Shawna’s Story

“At age 30 and the mother of two, I think my biggest worries should be how I’ll convince my five-year-old to eat broccoli for dinner or heal her bumps and bruises with hugs and kisses,” says Shawna Roy. “It shouldn’t be worrying if I’ll get to see my children grow up.”

Shawna is 31 and a breast cancer survivor.

“In December 2015, I found a lump in my breast,” Shawna recalls. “I received a call two days before Christmas, I had stage two cancer. I would need more tests to determine if it had spread.”

Shawna opted for a single mastectomy that January. “During my surgery, Dr. David Lamont also removed fifteen lymph nodes for testing,” said Shawna. “Thankfully, they were clear of any cancer.”

Shawna and family

“Dr. Lamont was incredible. He’s truly my hero and he still follows my case.”

Two weeks after her surgery, she made her one and only visit to Sudbury to see an oncologist. Her treatment plan included chemotherapy. Because she was so young, it was recommended to proceed more aggressively.

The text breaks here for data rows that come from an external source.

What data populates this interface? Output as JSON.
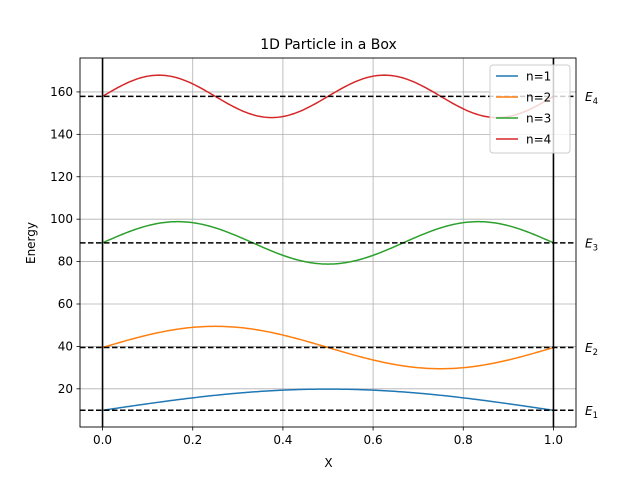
{
  "chart_data": {
    "type": "line",
    "title": "1D Particle in a Box",
    "xlabel": "X",
    "ylabel": "Energy",
    "xlim": [
      -0.05,
      1.05
    ],
    "ylim": [
      2,
      176
    ],
    "xticks": [
      0.0,
      0.2,
      0.4,
      0.6,
      0.8,
      1.0
    ],
    "xtick_labels": [
      "0.0",
      "0.2",
      "0.4",
      "0.6",
      "0.8",
      "1.0"
    ],
    "yticks": [
      20,
      40,
      60,
      80,
      100,
      120,
      140,
      160
    ],
    "ytick_labels": [
      "20",
      "40",
      "60",
      "80",
      "100",
      "120",
      "140",
      "160"
    ],
    "grid": true,
    "legend_position": "top-right",
    "box_walls": [
      0.0,
      1.0
    ],
    "amplitude": 10,
    "series": [
      {
        "name": "n=1",
        "n": 1,
        "energy": 9.87,
        "level_label": "E",
        "level_sub": "1",
        "color": "#1f77b4"
      },
      {
        "name": "n=2",
        "n": 2,
        "energy": 39.48,
        "level_label": "E",
        "level_sub": "2",
        "color": "#ff7f0e"
      },
      {
        "name": "n=3",
        "n": 3,
        "energy": 88.83,
        "level_label": "E",
        "level_sub": "3",
        "color": "#2ca02c"
      },
      {
        "name": "n=4",
        "n": 4,
        "energy": 157.91,
        "level_label": "E",
        "level_sub": "4",
        "color": "#d62728"
      }
    ],
    "level_line_color": "#000000",
    "wall_color": "#000000"
  }
}
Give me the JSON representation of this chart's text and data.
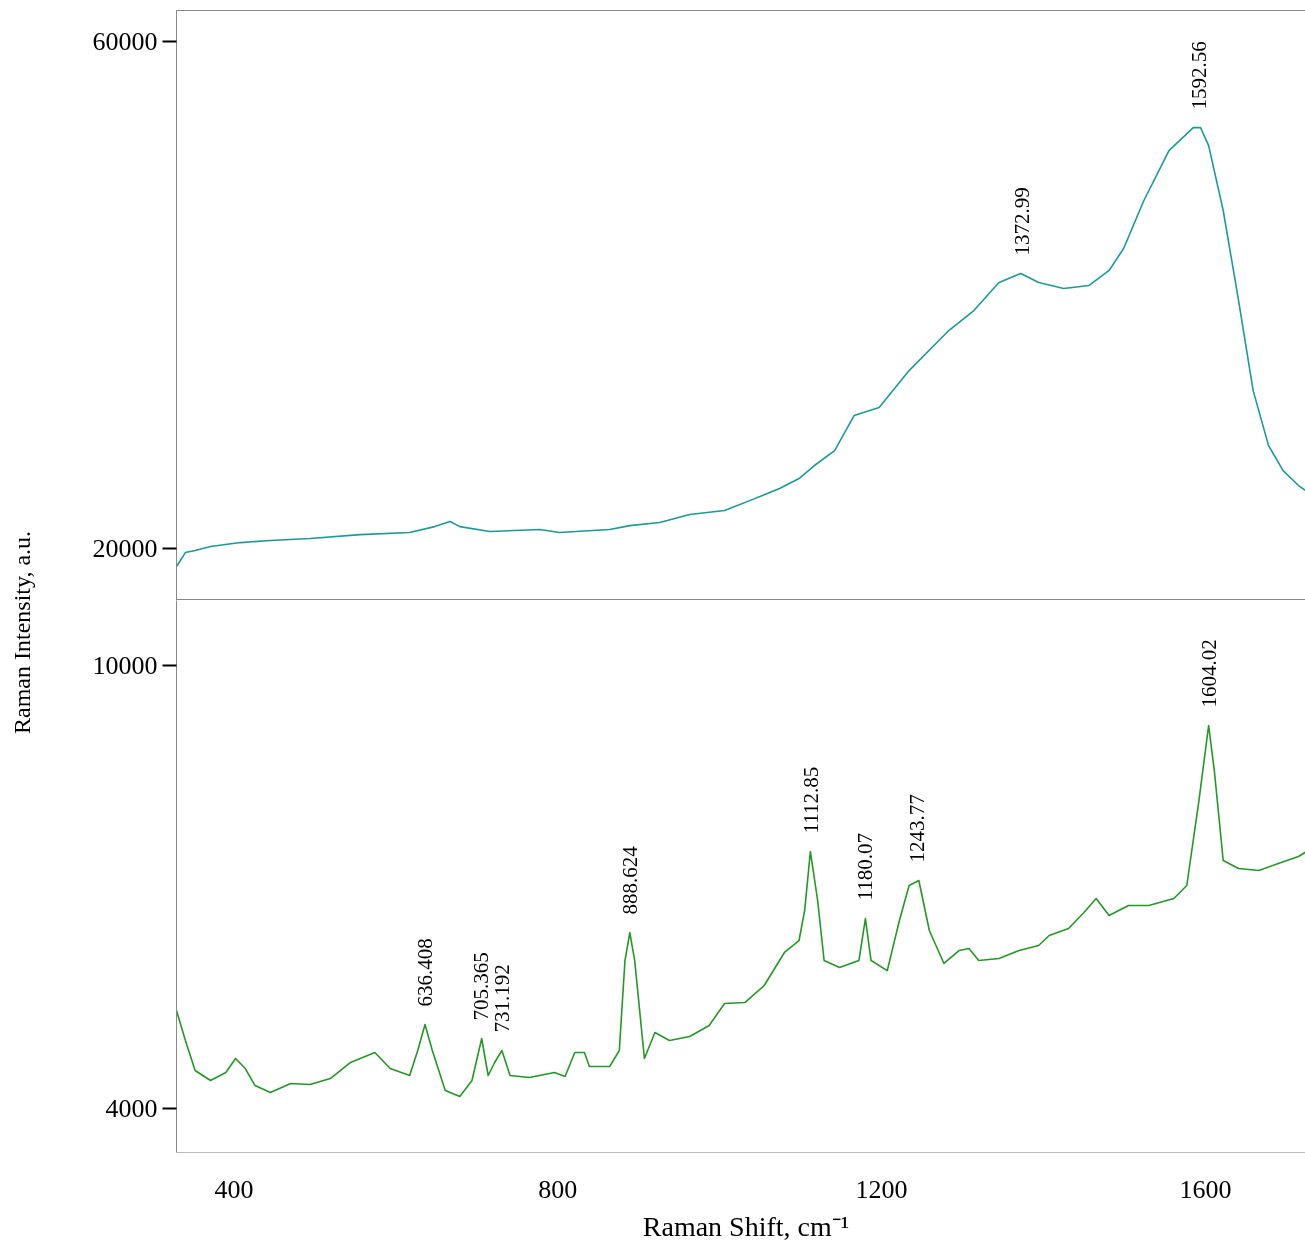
{
  "chart_data": [
    {
      "type": "line",
      "ylabel": "Raman Intensity, a.u.",
      "xlim": [
        329,
        1736
      ],
      "ylim": [
        15900,
        62450
      ],
      "yticks": [
        20000,
        60000
      ],
      "tick_labels": "y",
      "grid": false,
      "marker": "none",
      "line_style": "solid",
      "x": [
        329,
        340,
        352,
        371,
        408,
        445,
        494,
        556,
        617,
        648,
        667,
        679,
        716,
        778,
        802,
        864,
        889,
        926,
        963,
        1006,
        1037,
        1074,
        1098,
        1117,
        1142,
        1166,
        1197,
        1234,
        1283,
        1314,
        1345,
        1372,
        1394,
        1425,
        1456,
        1481,
        1499,
        1524,
        1555,
        1585,
        1594,
        1604,
        1622,
        1641,
        1659,
        1678,
        1696,
        1715,
        1733
      ],
      "series": [
        {
          "color": "#1a9a9a",
          "values": [
            18580,
            19680,
            19840,
            20160,
            20470,
            20630,
            20790,
            21100,
            21260,
            21730,
            22130,
            21730,
            21340,
            21500,
            21260,
            21500,
            21810,
            22050,
            22680,
            23000,
            23780,
            24730,
            25520,
            26550,
            27730,
            30490,
            31120,
            34040,
            37200,
            38780,
            40990,
            41700,
            40990,
            40520,
            40750,
            41940,
            43670,
            47460,
            51400,
            53210,
            53210,
            51790,
            46670,
            39560,
            32460,
            28120,
            26150,
            24970,
            24180
          ]
        }
      ],
      "annotations": [
        {
          "text": "1372.99",
          "x": 1372.99,
          "y": 41700
        },
        {
          "text": "1592.56",
          "x": 1592.56,
          "y": 53210
        }
      ]
    },
    {
      "type": "line",
      "xlabel": "Raman Shift, cm⁻¹",
      "xlim": [
        329,
        1736
      ],
      "xticks": [
        400,
        800,
        1200,
        1600
      ],
      "ylim": [
        3404,
        10880
      ],
      "yticks": [
        4000,
        10000
      ],
      "grid": false,
      "marker": "none",
      "line_style": "solid",
      "x": [
        329,
        340,
        352,
        371,
        390,
        402,
        414,
        426,
        445,
        470,
        494,
        519,
        544,
        574,
        593,
        617,
        627,
        636,
        645,
        661,
        679,
        694,
        706,
        714,
        722,
        731,
        741,
        765,
        796,
        809,
        821,
        833,
        839,
        864,
        876,
        883,
        889,
        895,
        907,
        920,
        938,
        963,
        987,
        1006,
        1031,
        1055,
        1080,
        1098,
        1105,
        1112,
        1121,
        1129,
        1148,
        1172,
        1180,
        1187,
        1207,
        1222,
        1234,
        1246,
        1259,
        1277,
        1296,
        1308,
        1320,
        1345,
        1370,
        1394,
        1407,
        1431,
        1450,
        1465,
        1481,
        1505,
        1530,
        1561,
        1577,
        1592,
        1604,
        1611,
        1622,
        1641,
        1666,
        1690,
        1715,
        1733
      ],
      "series": [
        {
          "color": "#229922",
          "values": [
            5327,
            4921,
            4514,
            4379,
            4487,
            4677,
            4541,
            4311,
            4216,
            4338,
            4325,
            4406,
            4623,
            4758,
            4541,
            4447,
            4785,
            5137,
            4785,
            4243,
            4162,
            4379,
            4948,
            4447,
            4623,
            4785,
            4447,
            4420,
            4487,
            4433,
            4758,
            4758,
            4568,
            4568,
            4785,
            6004,
            6383,
            6004,
            4677,
            5029,
            4921,
            4975,
            5124,
            5422,
            5435,
            5666,
            6113,
            6275,
            6682,
            7481,
            6817,
            6004,
            5909,
            6004,
            6573,
            6004,
            5868,
            6546,
            7020,
            7088,
            6411,
            5964,
            6140,
            6167,
            6004,
            6031,
            6140,
            6207,
            6343,
            6438,
            6654,
            6844,
            6614,
            6749,
            6749,
            6844,
            7020,
            8171,
            9187,
            8578,
            7359,
            7250,
            7223,
            7318,
            7413,
            7535
          ]
        }
      ],
      "annotations": [
        {
          "text": "636.408",
          "x": 636.408,
          "y": 5137
        },
        {
          "text": "705.365",
          "x": 705.365,
          "y": 4948
        },
        {
          "text": "731.192",
          "x": 731.192,
          "y": 4785
        },
        {
          "text": "888.624",
          "x": 888.624,
          "y": 6383
        },
        {
          "text": "1112.85",
          "x": 1112.85,
          "y": 7481
        },
        {
          "text": "1180.07",
          "x": 1180.07,
          "y": 6573
        },
        {
          "text": "1243.77",
          "x": 1243.77,
          "y": 7088
        },
        {
          "text": "1604.02",
          "x": 1604.02,
          "y": 9187
        }
      ]
    }
  ]
}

“I was told I wouldn’t be able to have any more children after chemo,” said Shawna holding back tears. “Thankfully, I had my children young. My heart breaks for people my age that are given the news they won’t be able to have children. Cancer affects your life in ways beyond what you can image.”

Being a young mother and business owner brought its own set of challenges. Shawna operates a home daycare, which she had to give up during her treatment. While she remained at home with her girls, Kayla who was two at the time and Chloe who was five, she was unable to lift anything – a struggle with an active three year old.

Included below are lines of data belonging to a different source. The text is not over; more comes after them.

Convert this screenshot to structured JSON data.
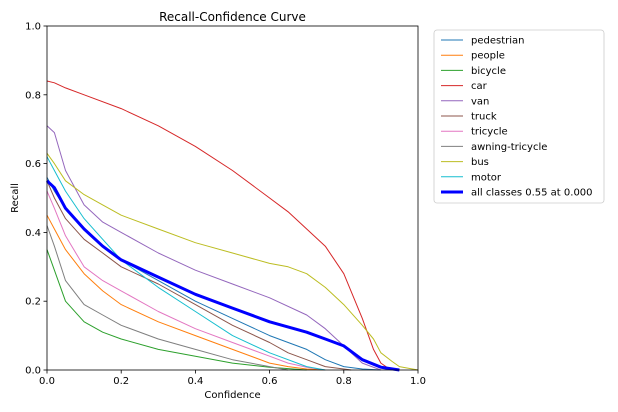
{
  "chart_data": {
    "type": "line",
    "title": "Recall-Confidence Curve",
    "xlabel": "Confidence",
    "ylabel": "Recall",
    "xlim": [
      0,
      1
    ],
    "ylim": [
      0,
      1
    ],
    "xticks": [
      "0.0",
      "0.2",
      "0.4",
      "0.6",
      "0.8",
      "1.0"
    ],
    "yticks": [
      "0.0",
      "0.2",
      "0.4",
      "0.6",
      "0.8",
      "1.0"
    ],
    "grid": false,
    "legend_position": "outside-right",
    "series": [
      {
        "name": "pedestrian",
        "color": "#1f77b4",
        "x": [
          0,
          0.02,
          0.05,
          0.1,
          0.15,
          0.2,
          0.3,
          0.4,
          0.5,
          0.6,
          0.7,
          0.75,
          0.8,
          0.85,
          0.9
        ],
        "y": [
          0.56,
          0.52,
          0.47,
          0.41,
          0.36,
          0.32,
          0.26,
          0.2,
          0.15,
          0.1,
          0.06,
          0.03,
          0.01,
          0.003,
          0
        ]
      },
      {
        "name": "people",
        "color": "#ff7f0e",
        "x": [
          0,
          0.02,
          0.05,
          0.1,
          0.15,
          0.2,
          0.3,
          0.4,
          0.5,
          0.6,
          0.65,
          0.7,
          0.75
        ],
        "y": [
          0.45,
          0.41,
          0.35,
          0.28,
          0.23,
          0.19,
          0.14,
          0.1,
          0.06,
          0.02,
          0.01,
          0.003,
          0
        ]
      },
      {
        "name": "bicycle",
        "color": "#2ca02c",
        "x": [
          0,
          0.02,
          0.05,
          0.1,
          0.15,
          0.2,
          0.3,
          0.4,
          0.5,
          0.6,
          0.7
        ],
        "y": [
          0.35,
          0.29,
          0.2,
          0.14,
          0.11,
          0.09,
          0.06,
          0.04,
          0.02,
          0.008,
          0
        ]
      },
      {
        "name": "car",
        "color": "#d62728",
        "x": [
          0,
          0.02,
          0.05,
          0.1,
          0.2,
          0.3,
          0.4,
          0.5,
          0.6,
          0.65,
          0.7,
          0.75,
          0.8,
          0.85,
          0.88,
          0.9,
          0.92,
          0.95
        ],
        "y": [
          0.84,
          0.835,
          0.82,
          0.8,
          0.76,
          0.71,
          0.65,
          0.58,
          0.5,
          0.46,
          0.41,
          0.36,
          0.28,
          0.15,
          0.06,
          0.02,
          0.005,
          0
        ]
      },
      {
        "name": "van",
        "color": "#9467bd",
        "x": [
          0,
          0.02,
          0.05,
          0.1,
          0.15,
          0.2,
          0.3,
          0.4,
          0.5,
          0.6,
          0.7,
          0.75,
          0.8,
          0.85,
          0.9
        ],
        "y": [
          0.71,
          0.69,
          0.58,
          0.48,
          0.43,
          0.4,
          0.34,
          0.29,
          0.25,
          0.21,
          0.16,
          0.12,
          0.07,
          0.02,
          0
        ]
      },
      {
        "name": "truck",
        "color": "#8c564b",
        "x": [
          0,
          0.02,
          0.05,
          0.1,
          0.15,
          0.2,
          0.3,
          0.4,
          0.5,
          0.6,
          0.65,
          0.7,
          0.75,
          0.8,
          0.82
        ],
        "y": [
          0.55,
          0.5,
          0.44,
          0.38,
          0.34,
          0.3,
          0.25,
          0.19,
          0.13,
          0.08,
          0.05,
          0.03,
          0.01,
          0.003,
          0
        ]
      },
      {
        "name": "tricycle",
        "color": "#e377c2",
        "x": [
          0,
          0.02,
          0.05,
          0.1,
          0.15,
          0.2,
          0.3,
          0.4,
          0.5,
          0.6,
          0.65,
          0.7,
          0.75
        ],
        "y": [
          0.52,
          0.47,
          0.39,
          0.3,
          0.26,
          0.23,
          0.17,
          0.12,
          0.08,
          0.04,
          0.02,
          0.008,
          0
        ]
      },
      {
        "name": "awning-tricycle",
        "color": "#7f7f7f",
        "x": [
          0,
          0.02,
          0.05,
          0.1,
          0.15,
          0.2,
          0.3,
          0.4,
          0.5,
          0.6,
          0.65
        ],
        "y": [
          0.42,
          0.36,
          0.26,
          0.19,
          0.16,
          0.13,
          0.09,
          0.06,
          0.03,
          0.01,
          0
        ]
      },
      {
        "name": "bus",
        "color": "#bcbd22",
        "x": [
          0,
          0.02,
          0.05,
          0.1,
          0.15,
          0.2,
          0.3,
          0.4,
          0.5,
          0.6,
          0.65,
          0.7,
          0.75,
          0.8,
          0.85,
          0.88,
          0.9,
          0.93,
          0.95,
          1.0
        ],
        "y": [
          0.63,
          0.6,
          0.55,
          0.51,
          0.48,
          0.45,
          0.41,
          0.37,
          0.34,
          0.31,
          0.3,
          0.28,
          0.24,
          0.19,
          0.13,
          0.09,
          0.05,
          0.025,
          0.01,
          0
        ]
      },
      {
        "name": "motor",
        "color": "#17becf",
        "x": [
          0,
          0.02,
          0.05,
          0.1,
          0.15,
          0.2,
          0.3,
          0.4,
          0.5,
          0.6,
          0.7,
          0.75
        ],
        "y": [
          0.62,
          0.58,
          0.52,
          0.44,
          0.38,
          0.32,
          0.24,
          0.17,
          0.1,
          0.05,
          0.01,
          0
        ]
      },
      {
        "name": "all classes 0.55 at 0.000",
        "color": "#0000ff",
        "bold": true,
        "x": [
          0,
          0.02,
          0.05,
          0.1,
          0.15,
          0.2,
          0.3,
          0.4,
          0.5,
          0.6,
          0.7,
          0.75,
          0.8,
          0.85,
          0.9,
          0.95
        ],
        "y": [
          0.55,
          0.53,
          0.47,
          0.41,
          0.36,
          0.32,
          0.27,
          0.22,
          0.18,
          0.14,
          0.11,
          0.09,
          0.07,
          0.03,
          0.008,
          0
        ]
      }
    ]
  }
}
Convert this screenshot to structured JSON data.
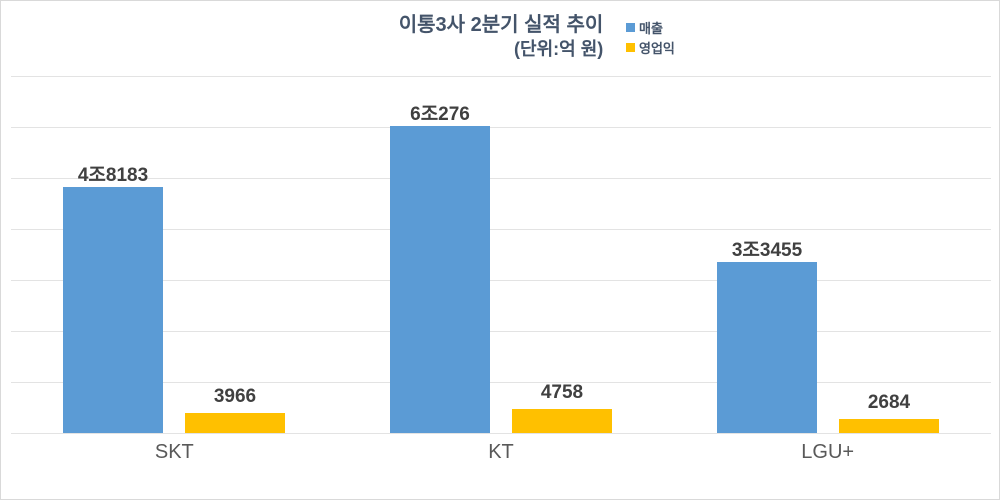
{
  "chart_data": {
    "type": "bar",
    "title": "이통3사 2분기 실적 추이",
    "subtitle": "(단위:억 원)",
    "categories": [
      "SKT",
      "KT",
      "LGU+"
    ],
    "series": [
      {
        "name": "매출",
        "color": "#5B9BD5",
        "values": [
          48183,
          60276,
          33455
        ],
        "labels": [
          "4조8183",
          "6조276",
          "3조3455"
        ]
      },
      {
        "name": "영업익",
        "color": "#FFC000",
        "values": [
          3966,
          4758,
          2684
        ],
        "labels": [
          "3966",
          "4758",
          "2684"
        ]
      }
    ],
    "ylim": [
      0,
      70000
    ],
    "gridline_interval": 10000,
    "grid": true,
    "legend_position": "top-right"
  },
  "colors": {
    "grid": "#e3e3e3",
    "title": "#44546A",
    "value_label": "#404040",
    "axis_label": "#595959",
    "border": "#d9d9d9"
  }
}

“It was a difficult time for me, but I had to be a role model for my girls,” said Shawna. “What if this ends up happening to them one day? I was up every morning with them to make breakfast, even if I was too sick myself to eat. We went outside to play and continued activities like soccer.”

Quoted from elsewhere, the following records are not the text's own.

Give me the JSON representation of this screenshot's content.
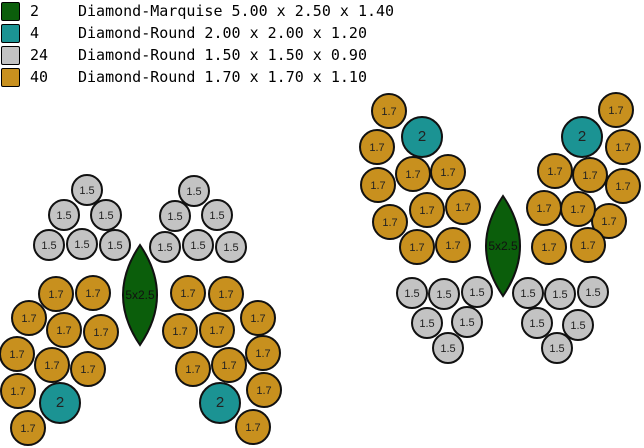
{
  "legend": [
    {
      "count": "2",
      "desc": "Diamond-Marquise 5.00 x 2.50 x 1.40",
      "color": "#0b5e0b"
    },
    {
      "count": "4",
      "desc": "Diamond-Round 2.00 x 2.00 x 1.20",
      "color": "#1b9393"
    },
    {
      "count": "24",
      "desc": "Diamond-Round 1.50 x 1.50 x 0.90",
      "color": "#c3c3c3"
    },
    {
      "count": "40",
      "desc": "Diamond-Round 1.70 x 1.70 x 1.10",
      "color": "#c8901e"
    }
  ],
  "labels": {
    "marquise": "5x2.5",
    "r2": "2",
    "r15": "1.5",
    "r17": "1.7"
  }
}
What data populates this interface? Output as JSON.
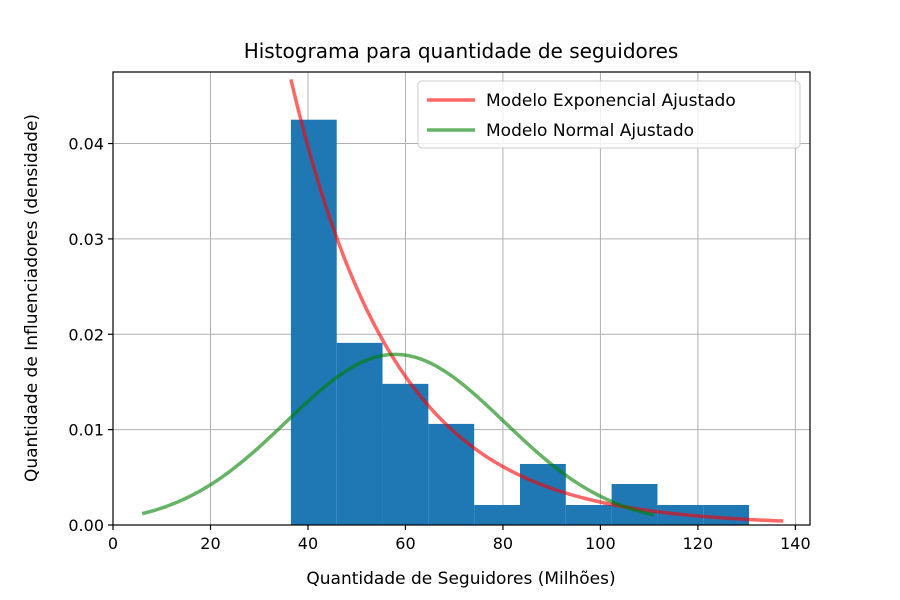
{
  "chart_data": {
    "type": "histogram",
    "title": "Histograma para quantidade de seguidores",
    "xlabel": "Quantidade de Seguidores (Milhões)",
    "ylabel": "Quantidade de Influenciadores (densidade)",
    "xlim": [
      0,
      143
    ],
    "ylim": [
      0,
      0.0475
    ],
    "xticks": [
      0,
      20,
      40,
      60,
      80,
      100,
      120,
      140
    ],
    "yticks": [
      0.0,
      0.01,
      0.02,
      0.03,
      0.04
    ],
    "ytick_labels": [
      "0.00",
      "0.01",
      "0.02",
      "0.03",
      "0.04"
    ],
    "grid": true,
    "legend_position": "top-right",
    "bins": [
      {
        "x0": 36.5,
        "x1": 45.9,
        "density": 0.0425
      },
      {
        "x0": 45.9,
        "x1": 55.3,
        "density": 0.0191
      },
      {
        "x0": 55.3,
        "x1": 64.7,
        "density": 0.0148
      },
      {
        "x0": 64.7,
        "x1": 74.1,
        "density": 0.0106
      },
      {
        "x0": 74.1,
        "x1": 83.5,
        "density": 0.0021
      },
      {
        "x0": 83.5,
        "x1": 92.9,
        "density": 0.0064
      },
      {
        "x0": 92.9,
        "x1": 102.3,
        "density": 0.0021
      },
      {
        "x0": 102.3,
        "x1": 111.7,
        "density": 0.0043
      },
      {
        "x0": 111.7,
        "x1": 121.1,
        "density": 0.0021
      },
      {
        "x0": 121.1,
        "x1": 130.5,
        "density": 0.0021
      }
    ],
    "series": [
      {
        "name": "Modelo Exponencial Ajustado",
        "color": "#ff0000",
        "type": "exponential",
        "loc": 36.5,
        "scale": 21.4,
        "x_range": [
          36.5,
          137.5
        ]
      },
      {
        "name": "Modelo Normal Ajustado",
        "color": "#008000",
        "type": "normal",
        "mean": 57.9,
        "std": 22.3,
        "x_range": [
          6,
          111
        ]
      }
    ],
    "bar_color": "#1f77b4"
  }
}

Shawna is now in remission.

“I had so many tests throughout my treatment. I underwent central node mapping before my mastectomy – which is probably the worst experience of my life. I’ve had chest x-rays, bone scans, ECGs, ultrasounds of all my organs, blood tests and mammograms. I can’t imagine if I had to travel for that care.”

“It’s so important to have these services available locally. Having care, close to home, allowed me to more easily make arrangements with my mother to care for my girls. No one had to take time off work to drive me to my appointments. That could have potentially been a huge financial burden.”

“We need these resources close to home. And when you have two little kids, close to home is where you want to be.”